Отчаянным криком Вахо стал гнать стадо из речки на берег и, забегая в воду, толкал изо всех сил горячие тела животных. Но стадо испуганно сбилось и все глубже наседало под ливнем в ямы, где не так било теченье. Тогда, содрогаясь от ужаса, он побежал, маленький, тощий, намокший, к берегу, таща черную корову за хвост. Но корова не двигалась. И Вахо бежал, не двигаясь с места. И волны бежали, не двигаясь. Двигался только берег, шипя, удаляясь, становясь все уже и уже. Речка густела, точно била фонтаном из-под земли. Вода уже дошла коровам до ребер. Блеяли бараны безумным блеяньем, их уносило вниз по течению с перебитыми ногами, вывороченными копытцами, розовой пеной у морд, мутным ужасом в стеклянных зрачках. Бессмысленные толстые буйволы падали на колени, разбиваясь о камни. Стадо предсмертным мычаньем взывало к Вахо, весь мир наполнился круглыми, мертвыми градинами — зрачками животных, с бледной мукой крутившимися в воздухе. Стадо погибло, деревня погибла, добро богачей и бедняков, их хлеб и хлеб их детей в минуту, меньше чем в минуту, крутясь, унеслось в бездну. Вахо закачался от боли из стороны в сторону, как на похоронах. Страшная острота сознанья пронзила его: он видел сейчас спиной, как будто в спине был глаз, необыкновенно длинного на песке от вытянутых ног и мокрого руна, мертвого ягненка, поднявшего в кровавом оскале губу над кротчайшими мелкими зубочками. Видел вытянутыми пальцами рук перед собой, в кромешной тьме, ревущий огромный поток, где неслись вниз темные тела, то оттягиваясь волной вниз за ноги, то всплывая наверх вздутым белесым брюхом…

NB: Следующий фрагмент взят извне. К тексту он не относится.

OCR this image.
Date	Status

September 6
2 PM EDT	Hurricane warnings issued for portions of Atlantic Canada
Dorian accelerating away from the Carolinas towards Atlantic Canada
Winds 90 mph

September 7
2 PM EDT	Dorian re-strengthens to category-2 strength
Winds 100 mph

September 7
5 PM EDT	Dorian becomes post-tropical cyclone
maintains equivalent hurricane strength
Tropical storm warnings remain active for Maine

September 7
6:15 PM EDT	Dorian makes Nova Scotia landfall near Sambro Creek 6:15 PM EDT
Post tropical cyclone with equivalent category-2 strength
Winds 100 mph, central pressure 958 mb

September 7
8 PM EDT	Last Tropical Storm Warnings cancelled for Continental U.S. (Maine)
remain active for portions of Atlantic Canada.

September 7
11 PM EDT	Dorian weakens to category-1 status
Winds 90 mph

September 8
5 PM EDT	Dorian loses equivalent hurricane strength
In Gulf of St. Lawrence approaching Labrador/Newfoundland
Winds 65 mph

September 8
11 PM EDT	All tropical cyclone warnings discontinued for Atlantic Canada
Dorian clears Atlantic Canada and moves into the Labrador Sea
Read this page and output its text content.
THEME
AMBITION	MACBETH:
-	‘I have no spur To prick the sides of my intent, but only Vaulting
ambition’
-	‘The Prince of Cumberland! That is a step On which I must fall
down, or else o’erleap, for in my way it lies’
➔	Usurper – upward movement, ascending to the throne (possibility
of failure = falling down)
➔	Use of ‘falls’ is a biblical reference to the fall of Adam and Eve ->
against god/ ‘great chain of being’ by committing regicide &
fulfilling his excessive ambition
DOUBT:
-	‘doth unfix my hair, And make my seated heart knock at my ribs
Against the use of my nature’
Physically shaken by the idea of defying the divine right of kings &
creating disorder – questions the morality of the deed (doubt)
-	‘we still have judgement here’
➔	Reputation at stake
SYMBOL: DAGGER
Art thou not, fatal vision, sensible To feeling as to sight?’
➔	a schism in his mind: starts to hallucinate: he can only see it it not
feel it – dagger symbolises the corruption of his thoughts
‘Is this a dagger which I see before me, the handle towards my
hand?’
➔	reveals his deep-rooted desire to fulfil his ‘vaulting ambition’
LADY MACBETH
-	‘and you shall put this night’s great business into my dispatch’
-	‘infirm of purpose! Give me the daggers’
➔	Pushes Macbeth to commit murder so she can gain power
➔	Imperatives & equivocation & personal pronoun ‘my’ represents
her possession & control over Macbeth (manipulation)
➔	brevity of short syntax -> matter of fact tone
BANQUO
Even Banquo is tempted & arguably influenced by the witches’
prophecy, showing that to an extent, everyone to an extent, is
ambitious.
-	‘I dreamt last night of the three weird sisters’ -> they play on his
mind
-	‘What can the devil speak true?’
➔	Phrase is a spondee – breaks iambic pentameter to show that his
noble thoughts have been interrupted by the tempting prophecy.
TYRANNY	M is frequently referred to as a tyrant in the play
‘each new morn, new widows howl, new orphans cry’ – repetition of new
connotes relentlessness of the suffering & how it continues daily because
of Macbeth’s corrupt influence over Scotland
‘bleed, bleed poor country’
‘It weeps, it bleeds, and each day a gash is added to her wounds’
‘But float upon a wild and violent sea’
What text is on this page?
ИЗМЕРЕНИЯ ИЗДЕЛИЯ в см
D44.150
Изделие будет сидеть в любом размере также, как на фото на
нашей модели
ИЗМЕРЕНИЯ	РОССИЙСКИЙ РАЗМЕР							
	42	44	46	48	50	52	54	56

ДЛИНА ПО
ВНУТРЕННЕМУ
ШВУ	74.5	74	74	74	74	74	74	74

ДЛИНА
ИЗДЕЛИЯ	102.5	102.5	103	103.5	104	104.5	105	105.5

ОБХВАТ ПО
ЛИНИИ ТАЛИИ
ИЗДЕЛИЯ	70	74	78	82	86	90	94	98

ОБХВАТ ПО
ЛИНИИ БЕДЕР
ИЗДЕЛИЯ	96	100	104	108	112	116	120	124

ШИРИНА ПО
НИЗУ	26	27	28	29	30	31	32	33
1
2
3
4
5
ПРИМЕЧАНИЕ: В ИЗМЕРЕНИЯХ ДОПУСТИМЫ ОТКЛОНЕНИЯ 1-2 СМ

— О-а! — закричал Вахо и прыгнул лицом в бездну, с волосами, подъятыми от неистовой силы крика.
Его нашли утром, когда стало тихо, на щебне.
Он лежал с подкинутыми коленками, как при беге, с разметанными руками, ладонями вверх, с головой, свернутой набок, потому что при паденье ему перекрутило шею. И только волосы стояли один от другого торчком на голове, точно вздыбившая их сила не хотела разжать мускулов даже в смерти.